I had an accident and broken the head of my humerus (proximal humerus)

The head of the humerus is the ball part of the shoulder joint, which is a ‘balland-socket’ joint. There are several possible fracture configurations and depending on the fracture site and type, your injury can be treated conservatively or might require surgical fixation. Regardless, you might find yourself in an emergency department, suffering from pain and information overload and need some guidance and care. Please feel free to get in touch (07 3394 4073) and we will endeavour to look after you acutely. Should you happen to be at Greenslopes Private Hospital Emergency Centre ask your treating doctor to notify us. This is a straight forward referral process and Dr Rhau is often able to see you on short notice.

What are the symptoms of proximal humerus fracture?

Pain and inability to move the arm next to swelling are symptoms of proximal humerus fracture.

Who gets a proximal humerus fracture?

The humerus is the upper arm bone and the third largest in the human body. ‘Proximal’ means close to the centre of the body and therefore the proximal humerus forms part of the shoulder joint. A fall on the outstretched arm is the most common mechanism of injury and happens frequently in the older population where bone softening (osteoporosis) is present. Direct trauma to the shoulder as well as shoulder dislocations can also cause proximal humerus fracture. In the younger population theses injuries are often expressions of a hight energy trauma.

How is proximal humerus fracture diagnosed?

The injury or accident history will give the first clue. The physical examinations often reveals deformity, swelling and bruising. X-ray, CT scan and MRI scan are used for imaging.

Treatment for proximal humerus fracture

The proximal humerus has several parts. These are humeral head, anatomical and surgical neck, greater and lesser tuberosity. The possibilities of injuries to the proximal humerus are plentiful and correct diagnosis with adequate imaging studies is imperative in order to make the right management decision. A lot of theses fractures can be treated non operative with sling immobilisation and physiotherapy. Some fracture configurations require surgical fixation to restore normal anatomy and facilitate the best possible recovery while others might be better treated with partial or total joint replacement.

Surgery for proximal humerus fracture

The individual type of surgery for proximal humerus fracture depends heavily on the fracture configuration and involvement of different parts (humeral head, anatomical and surgical neck, greater and lesser tuberosity, humerus shaft). Most of them require an open approach for reduction of fragments and stabilisation with plate and screws. In cases where fixation is not possible a partial or total joint replacement might be the better choice for the best possible outcome.

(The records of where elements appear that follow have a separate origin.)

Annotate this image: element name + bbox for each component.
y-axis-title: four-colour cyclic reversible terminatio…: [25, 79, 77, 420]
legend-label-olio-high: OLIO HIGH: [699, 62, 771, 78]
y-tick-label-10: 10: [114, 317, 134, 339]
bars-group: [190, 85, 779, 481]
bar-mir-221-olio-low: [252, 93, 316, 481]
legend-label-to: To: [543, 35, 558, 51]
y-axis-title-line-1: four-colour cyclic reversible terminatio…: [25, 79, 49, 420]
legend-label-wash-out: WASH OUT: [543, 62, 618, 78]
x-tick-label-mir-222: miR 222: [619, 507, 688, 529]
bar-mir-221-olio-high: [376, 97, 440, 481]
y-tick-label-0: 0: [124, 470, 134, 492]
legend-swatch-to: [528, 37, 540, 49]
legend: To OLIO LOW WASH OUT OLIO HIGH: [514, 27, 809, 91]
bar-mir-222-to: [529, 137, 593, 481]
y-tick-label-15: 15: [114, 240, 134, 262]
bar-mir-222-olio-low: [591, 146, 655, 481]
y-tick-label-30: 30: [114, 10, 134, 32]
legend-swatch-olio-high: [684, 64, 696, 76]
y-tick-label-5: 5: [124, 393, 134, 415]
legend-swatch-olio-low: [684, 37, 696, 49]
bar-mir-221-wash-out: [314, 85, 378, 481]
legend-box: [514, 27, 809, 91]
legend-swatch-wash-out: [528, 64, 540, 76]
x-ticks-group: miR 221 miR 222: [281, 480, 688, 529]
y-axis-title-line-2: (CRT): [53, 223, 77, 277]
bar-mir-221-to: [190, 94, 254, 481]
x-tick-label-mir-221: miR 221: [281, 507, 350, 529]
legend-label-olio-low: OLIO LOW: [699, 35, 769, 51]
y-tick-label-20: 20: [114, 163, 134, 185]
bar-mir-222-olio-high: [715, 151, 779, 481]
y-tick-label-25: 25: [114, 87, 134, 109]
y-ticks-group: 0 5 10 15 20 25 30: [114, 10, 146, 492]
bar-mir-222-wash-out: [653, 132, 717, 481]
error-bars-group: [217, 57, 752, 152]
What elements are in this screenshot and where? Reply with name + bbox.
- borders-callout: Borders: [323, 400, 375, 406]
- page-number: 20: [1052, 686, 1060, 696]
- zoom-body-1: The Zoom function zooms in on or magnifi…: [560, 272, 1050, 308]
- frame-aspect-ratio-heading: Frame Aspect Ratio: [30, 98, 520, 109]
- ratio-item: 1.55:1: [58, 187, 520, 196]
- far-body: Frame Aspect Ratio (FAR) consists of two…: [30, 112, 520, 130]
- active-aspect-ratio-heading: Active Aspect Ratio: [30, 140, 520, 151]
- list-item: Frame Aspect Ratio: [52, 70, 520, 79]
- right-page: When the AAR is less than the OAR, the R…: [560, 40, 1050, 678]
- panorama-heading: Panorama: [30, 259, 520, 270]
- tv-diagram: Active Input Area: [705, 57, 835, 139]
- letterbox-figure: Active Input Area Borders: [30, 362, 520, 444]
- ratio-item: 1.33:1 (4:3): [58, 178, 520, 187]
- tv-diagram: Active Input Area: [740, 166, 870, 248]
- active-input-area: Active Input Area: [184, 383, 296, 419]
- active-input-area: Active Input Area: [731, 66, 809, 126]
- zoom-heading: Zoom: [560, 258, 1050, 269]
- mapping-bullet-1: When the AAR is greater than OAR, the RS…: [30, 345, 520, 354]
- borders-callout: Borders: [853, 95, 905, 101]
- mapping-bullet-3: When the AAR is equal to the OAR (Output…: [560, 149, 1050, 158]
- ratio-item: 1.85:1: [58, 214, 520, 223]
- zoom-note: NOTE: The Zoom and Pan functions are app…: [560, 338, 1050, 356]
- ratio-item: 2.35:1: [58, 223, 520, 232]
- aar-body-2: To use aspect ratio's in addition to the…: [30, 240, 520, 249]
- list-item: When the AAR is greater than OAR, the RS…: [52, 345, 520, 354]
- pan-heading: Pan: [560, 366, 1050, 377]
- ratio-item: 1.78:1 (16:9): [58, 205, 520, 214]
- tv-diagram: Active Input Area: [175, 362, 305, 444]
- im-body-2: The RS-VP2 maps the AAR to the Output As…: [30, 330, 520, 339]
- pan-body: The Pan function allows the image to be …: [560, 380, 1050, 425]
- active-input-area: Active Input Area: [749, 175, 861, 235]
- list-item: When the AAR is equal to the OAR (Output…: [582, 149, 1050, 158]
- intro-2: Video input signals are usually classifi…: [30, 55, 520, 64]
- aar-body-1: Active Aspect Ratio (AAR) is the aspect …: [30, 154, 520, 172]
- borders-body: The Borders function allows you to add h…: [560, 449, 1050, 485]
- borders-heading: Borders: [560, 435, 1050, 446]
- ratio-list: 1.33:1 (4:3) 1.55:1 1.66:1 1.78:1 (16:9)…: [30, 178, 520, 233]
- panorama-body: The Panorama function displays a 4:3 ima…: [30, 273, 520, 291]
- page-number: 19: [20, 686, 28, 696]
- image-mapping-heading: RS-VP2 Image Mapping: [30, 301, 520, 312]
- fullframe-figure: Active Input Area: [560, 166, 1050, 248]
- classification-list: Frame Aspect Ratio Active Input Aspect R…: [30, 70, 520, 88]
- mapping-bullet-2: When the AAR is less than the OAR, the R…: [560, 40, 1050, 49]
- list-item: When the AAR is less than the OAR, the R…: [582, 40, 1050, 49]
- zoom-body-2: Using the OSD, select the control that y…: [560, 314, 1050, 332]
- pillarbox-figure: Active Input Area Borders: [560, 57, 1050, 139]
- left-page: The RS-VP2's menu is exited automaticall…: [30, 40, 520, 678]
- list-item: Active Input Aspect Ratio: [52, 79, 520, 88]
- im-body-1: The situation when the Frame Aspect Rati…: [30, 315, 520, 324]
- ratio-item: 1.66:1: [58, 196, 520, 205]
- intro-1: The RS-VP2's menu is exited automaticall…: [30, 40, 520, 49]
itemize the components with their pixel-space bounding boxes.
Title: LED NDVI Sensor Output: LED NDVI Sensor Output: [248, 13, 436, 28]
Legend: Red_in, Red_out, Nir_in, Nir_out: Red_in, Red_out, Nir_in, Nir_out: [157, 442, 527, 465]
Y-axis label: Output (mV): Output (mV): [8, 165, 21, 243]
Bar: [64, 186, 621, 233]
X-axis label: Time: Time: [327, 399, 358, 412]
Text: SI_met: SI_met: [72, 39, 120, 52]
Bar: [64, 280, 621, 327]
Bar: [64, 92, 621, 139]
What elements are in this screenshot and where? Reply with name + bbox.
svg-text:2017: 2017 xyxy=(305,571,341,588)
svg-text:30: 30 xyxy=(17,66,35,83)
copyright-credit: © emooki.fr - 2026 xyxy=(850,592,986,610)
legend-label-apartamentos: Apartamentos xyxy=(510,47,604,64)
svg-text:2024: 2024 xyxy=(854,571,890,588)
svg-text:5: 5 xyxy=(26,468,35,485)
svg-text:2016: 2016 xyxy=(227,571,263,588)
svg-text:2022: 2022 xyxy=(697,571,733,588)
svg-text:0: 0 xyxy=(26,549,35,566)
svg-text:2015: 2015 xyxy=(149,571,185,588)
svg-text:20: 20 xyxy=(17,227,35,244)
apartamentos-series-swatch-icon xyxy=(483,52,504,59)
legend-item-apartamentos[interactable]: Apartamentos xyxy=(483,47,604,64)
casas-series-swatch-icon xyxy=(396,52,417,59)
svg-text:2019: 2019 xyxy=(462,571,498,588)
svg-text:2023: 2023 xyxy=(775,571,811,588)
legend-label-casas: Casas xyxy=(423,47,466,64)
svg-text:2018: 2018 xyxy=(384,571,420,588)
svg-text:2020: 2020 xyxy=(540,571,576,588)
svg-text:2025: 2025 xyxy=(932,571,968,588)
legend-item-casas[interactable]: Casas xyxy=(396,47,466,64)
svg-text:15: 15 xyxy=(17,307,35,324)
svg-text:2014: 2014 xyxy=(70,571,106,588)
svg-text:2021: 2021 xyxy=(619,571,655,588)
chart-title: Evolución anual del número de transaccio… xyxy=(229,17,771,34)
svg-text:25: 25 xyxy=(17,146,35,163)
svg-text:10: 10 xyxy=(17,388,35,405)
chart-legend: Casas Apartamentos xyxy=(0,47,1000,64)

Preparing for surgery for proximal humerus fracture

Prior to the procedure, we will arrange for one preconditioning physiotherapy session where we fit a shoulder immobiliser, explain some simple exercises and give you an ice bladder with icing instructions. If required we will also arrange for a bulk billed pre-admission clinic at the hospital. This is run by a specialist anaesthetist who will gather information and request investigations that are required for safe anaesthesia. Our reception staff will advise of costs, hospital and admission details.

Recovery from surgery for proximal humerus fracture

After surgical fixation sling immobilisation is recommended for roughly six weeks. Physiotherapy can commence within a few days following the procedure mainly for elbow and wrist motion. Once comfortable gentle exercises for the shoulder joint will commence. The surgical incision will be closed with internal sutures and the wound will have healed when you will have your scheduled two week postoperative appointment with me. X-ray will follow at the six week mark before sling immobilisation can be discontinued. This marks a change in rehabilitation where the focus will shift towards increasing range of motion and strength. Strength & resistance training will be initiated between the 3 and 6 months mark after surgery. You can expect and improvement in strength and range of motion for 12 to 18 months.